Welcome to Getting Fit at Fifty

My name is Art Davis and I started running in 2007 to lose weight. Check out my before and after photos at the bottom of the page. I ran my first 5K and 10K in 2007 I went on to run my first half Marathon and full Marathon in 2008.

Tuesday, February 26, 2013

Mediterranean Diet

“I'm on a seafood diet. I see food and I eat it.” ~Author Unknown

Studies released this week indicate that the Mediterranean Diet is a real winner. It is good for your heart, incorporates real food that is easy to make.

The Mediterranean Diet is a heart healthy eating plan. The Mediterranean Diet includes the basics of healthy eating plus a splash of olive oil and a glass of red wine. A healthy diet includes fruits, vegetables, fish and whole grains and limit unhealthy fats.

The traditional Mediterranean Diet reduces the risk of heart diseases. The Mediterranean Diet also reduces the incidence of cancer and cancer mortality, and reduced incidence of Parkinson’s and Alzheimer’s diseases. Most if not all major scientific organizations encourage healthy adults to adapt a style of eating like that of the Mediterranean diet for prevention of major chronic diseases.

Key Components of the Mediterranean Diet

·         Get plenty of exercise

·         Eat primarily plant based foods, such as fruits, vegetables, whole grains, legumes and nuts

·         Replace butter with healthy fats such as olive oil and canola oil

·         Use herbs and spices instead of salt to flavor foods

·         Limit red meat to no more than a few times a month

·         Eat fish and poultry at least twice a week

·         Drink red wine in moderation

Fruits, vegetables, nuts and grains

The Mediterranean Diet includes fruits, vegetables, pasta, rice and very little red meat. Nuts are another part of the diet. Because nuts are high in calories, they should be eaten in moderation. Grains are typically whole grain and usually contain few unhealthy trans fats.


Healthy fats

The Mediterranean Diet features olive oil as the primary source of fat. Olive oil can help reduce LDL Cholesterol. Canola oil and some nuts contain a type of omega-3 fatty acid that helps lower triglycerides. Fatty fish such as mackerel, lake trout, herring, sardines, albacore tuna and salmon are rich in omega-3 fatty acids.

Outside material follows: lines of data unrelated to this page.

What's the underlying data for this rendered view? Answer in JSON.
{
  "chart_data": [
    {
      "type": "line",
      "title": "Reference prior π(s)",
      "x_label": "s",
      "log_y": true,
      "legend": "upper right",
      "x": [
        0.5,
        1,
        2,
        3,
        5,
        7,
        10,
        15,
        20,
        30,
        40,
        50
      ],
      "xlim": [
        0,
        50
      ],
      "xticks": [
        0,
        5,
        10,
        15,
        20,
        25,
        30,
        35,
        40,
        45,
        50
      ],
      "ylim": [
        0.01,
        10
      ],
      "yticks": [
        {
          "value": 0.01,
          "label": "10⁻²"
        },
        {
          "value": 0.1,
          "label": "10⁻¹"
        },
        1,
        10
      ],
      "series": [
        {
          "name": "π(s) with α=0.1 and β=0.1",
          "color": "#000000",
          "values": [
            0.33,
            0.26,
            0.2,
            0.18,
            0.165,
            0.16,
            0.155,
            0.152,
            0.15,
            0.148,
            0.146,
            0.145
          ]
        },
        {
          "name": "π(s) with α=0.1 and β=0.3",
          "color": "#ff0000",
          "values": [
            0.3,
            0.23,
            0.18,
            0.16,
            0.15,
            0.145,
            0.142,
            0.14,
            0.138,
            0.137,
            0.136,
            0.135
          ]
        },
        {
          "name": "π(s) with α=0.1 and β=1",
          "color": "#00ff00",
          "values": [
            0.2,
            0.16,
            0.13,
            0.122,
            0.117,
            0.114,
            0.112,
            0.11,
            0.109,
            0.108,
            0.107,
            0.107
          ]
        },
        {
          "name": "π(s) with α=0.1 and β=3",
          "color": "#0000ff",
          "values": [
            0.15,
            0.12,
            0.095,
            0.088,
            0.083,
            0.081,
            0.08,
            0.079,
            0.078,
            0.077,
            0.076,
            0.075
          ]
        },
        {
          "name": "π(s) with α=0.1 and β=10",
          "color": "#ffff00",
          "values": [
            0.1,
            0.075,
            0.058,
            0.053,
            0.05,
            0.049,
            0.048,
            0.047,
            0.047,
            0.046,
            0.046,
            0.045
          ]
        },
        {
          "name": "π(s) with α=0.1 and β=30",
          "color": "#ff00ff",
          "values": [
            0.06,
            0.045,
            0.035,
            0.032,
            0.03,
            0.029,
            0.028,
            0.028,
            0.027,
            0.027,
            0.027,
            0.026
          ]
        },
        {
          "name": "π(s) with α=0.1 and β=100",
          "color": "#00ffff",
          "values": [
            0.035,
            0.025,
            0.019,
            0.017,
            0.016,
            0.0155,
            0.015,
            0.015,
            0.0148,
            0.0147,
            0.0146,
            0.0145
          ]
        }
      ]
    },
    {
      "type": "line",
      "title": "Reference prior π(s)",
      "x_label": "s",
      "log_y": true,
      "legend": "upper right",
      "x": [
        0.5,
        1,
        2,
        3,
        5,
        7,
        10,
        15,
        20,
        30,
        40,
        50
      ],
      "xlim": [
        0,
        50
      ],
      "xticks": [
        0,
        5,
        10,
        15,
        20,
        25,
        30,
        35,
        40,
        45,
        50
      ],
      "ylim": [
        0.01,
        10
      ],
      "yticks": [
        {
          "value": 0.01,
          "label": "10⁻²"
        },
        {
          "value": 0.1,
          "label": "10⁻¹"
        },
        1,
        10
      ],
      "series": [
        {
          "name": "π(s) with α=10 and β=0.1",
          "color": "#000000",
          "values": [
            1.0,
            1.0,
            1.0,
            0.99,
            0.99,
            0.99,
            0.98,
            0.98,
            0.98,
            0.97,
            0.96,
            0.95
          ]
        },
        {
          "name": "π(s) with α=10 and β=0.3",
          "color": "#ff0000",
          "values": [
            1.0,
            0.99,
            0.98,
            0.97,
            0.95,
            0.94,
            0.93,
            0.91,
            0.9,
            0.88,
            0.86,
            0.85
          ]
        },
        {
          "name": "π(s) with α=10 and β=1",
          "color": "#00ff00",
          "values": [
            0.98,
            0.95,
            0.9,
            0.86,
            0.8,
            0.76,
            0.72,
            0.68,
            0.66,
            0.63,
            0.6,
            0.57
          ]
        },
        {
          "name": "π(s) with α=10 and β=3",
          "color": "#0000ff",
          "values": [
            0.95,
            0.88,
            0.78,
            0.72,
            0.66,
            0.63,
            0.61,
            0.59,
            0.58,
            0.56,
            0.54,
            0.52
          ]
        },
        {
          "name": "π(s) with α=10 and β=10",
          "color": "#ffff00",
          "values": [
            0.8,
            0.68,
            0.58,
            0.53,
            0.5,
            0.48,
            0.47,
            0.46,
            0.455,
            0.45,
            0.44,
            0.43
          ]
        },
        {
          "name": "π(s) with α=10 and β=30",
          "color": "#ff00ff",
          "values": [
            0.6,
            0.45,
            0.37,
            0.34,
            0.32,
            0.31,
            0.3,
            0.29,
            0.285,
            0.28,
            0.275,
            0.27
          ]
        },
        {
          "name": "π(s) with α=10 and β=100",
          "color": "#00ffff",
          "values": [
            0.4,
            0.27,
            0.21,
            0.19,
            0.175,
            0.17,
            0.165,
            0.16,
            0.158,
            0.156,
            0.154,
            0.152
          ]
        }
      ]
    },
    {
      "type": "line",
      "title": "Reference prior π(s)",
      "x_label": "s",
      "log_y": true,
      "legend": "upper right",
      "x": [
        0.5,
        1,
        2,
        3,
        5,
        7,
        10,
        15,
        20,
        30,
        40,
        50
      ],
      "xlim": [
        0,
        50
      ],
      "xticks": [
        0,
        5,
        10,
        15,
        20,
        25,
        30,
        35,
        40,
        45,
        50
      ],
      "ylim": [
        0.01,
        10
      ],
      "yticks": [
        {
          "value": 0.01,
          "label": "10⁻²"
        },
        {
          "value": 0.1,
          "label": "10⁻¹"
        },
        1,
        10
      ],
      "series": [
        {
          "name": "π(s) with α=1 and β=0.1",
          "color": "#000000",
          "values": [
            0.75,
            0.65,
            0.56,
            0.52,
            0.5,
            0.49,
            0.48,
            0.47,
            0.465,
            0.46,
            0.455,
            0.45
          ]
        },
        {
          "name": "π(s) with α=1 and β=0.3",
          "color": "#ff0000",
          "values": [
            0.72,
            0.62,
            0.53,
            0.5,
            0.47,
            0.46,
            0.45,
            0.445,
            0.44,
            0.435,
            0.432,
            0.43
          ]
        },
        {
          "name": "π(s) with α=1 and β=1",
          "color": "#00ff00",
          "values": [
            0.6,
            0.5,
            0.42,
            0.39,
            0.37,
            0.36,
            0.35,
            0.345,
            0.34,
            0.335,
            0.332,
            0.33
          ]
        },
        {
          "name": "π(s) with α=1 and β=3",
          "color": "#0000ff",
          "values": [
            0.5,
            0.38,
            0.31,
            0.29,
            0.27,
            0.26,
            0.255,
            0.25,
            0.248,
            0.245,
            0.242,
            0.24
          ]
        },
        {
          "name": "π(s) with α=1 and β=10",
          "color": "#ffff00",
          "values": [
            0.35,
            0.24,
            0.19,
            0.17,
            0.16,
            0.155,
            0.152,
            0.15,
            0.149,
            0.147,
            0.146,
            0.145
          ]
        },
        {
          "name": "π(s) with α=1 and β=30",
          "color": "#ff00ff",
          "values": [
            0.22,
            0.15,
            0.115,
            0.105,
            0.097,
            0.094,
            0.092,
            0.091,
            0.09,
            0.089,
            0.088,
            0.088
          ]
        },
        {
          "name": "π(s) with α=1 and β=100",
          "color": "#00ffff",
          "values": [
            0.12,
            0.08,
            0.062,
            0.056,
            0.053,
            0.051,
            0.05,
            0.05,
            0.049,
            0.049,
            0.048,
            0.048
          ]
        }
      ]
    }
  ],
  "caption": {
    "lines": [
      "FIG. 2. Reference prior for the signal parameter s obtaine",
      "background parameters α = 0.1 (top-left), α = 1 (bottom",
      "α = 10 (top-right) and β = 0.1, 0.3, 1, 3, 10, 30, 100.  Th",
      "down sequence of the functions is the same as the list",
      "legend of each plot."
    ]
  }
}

Alcohol consumed in moderation has been shown to lower the risk of heart disease. The Mediterranean Diet includes no more than 5 ounces of wine for a woman and 10 ounces for a man. Keep in mind that the wine is optional and if you have a family history of alcohol abuse or heart or liver disease you may want to refrain from drinking alcohol.




·         Eat your vegetables and fruits. Switch to whole grains. Strive for seven to ten servings a day of vegetables and fruits.

·         Keep almonds, cashews, pistachios and walnuts on hand for a quick snack.

·         Use olive oil or canola oil as a healthy replacement for  butter or margarine

·         Use herbs and spices in place of salt

·         Eat fish once or twice a week

·         Substitute fish and poultry for red meat

·         Switch to skim milk, fat-free yogurt and low fat cottage cheese

·         Have a glass of wine at dinner

What do you think about the Mediterranean Diet?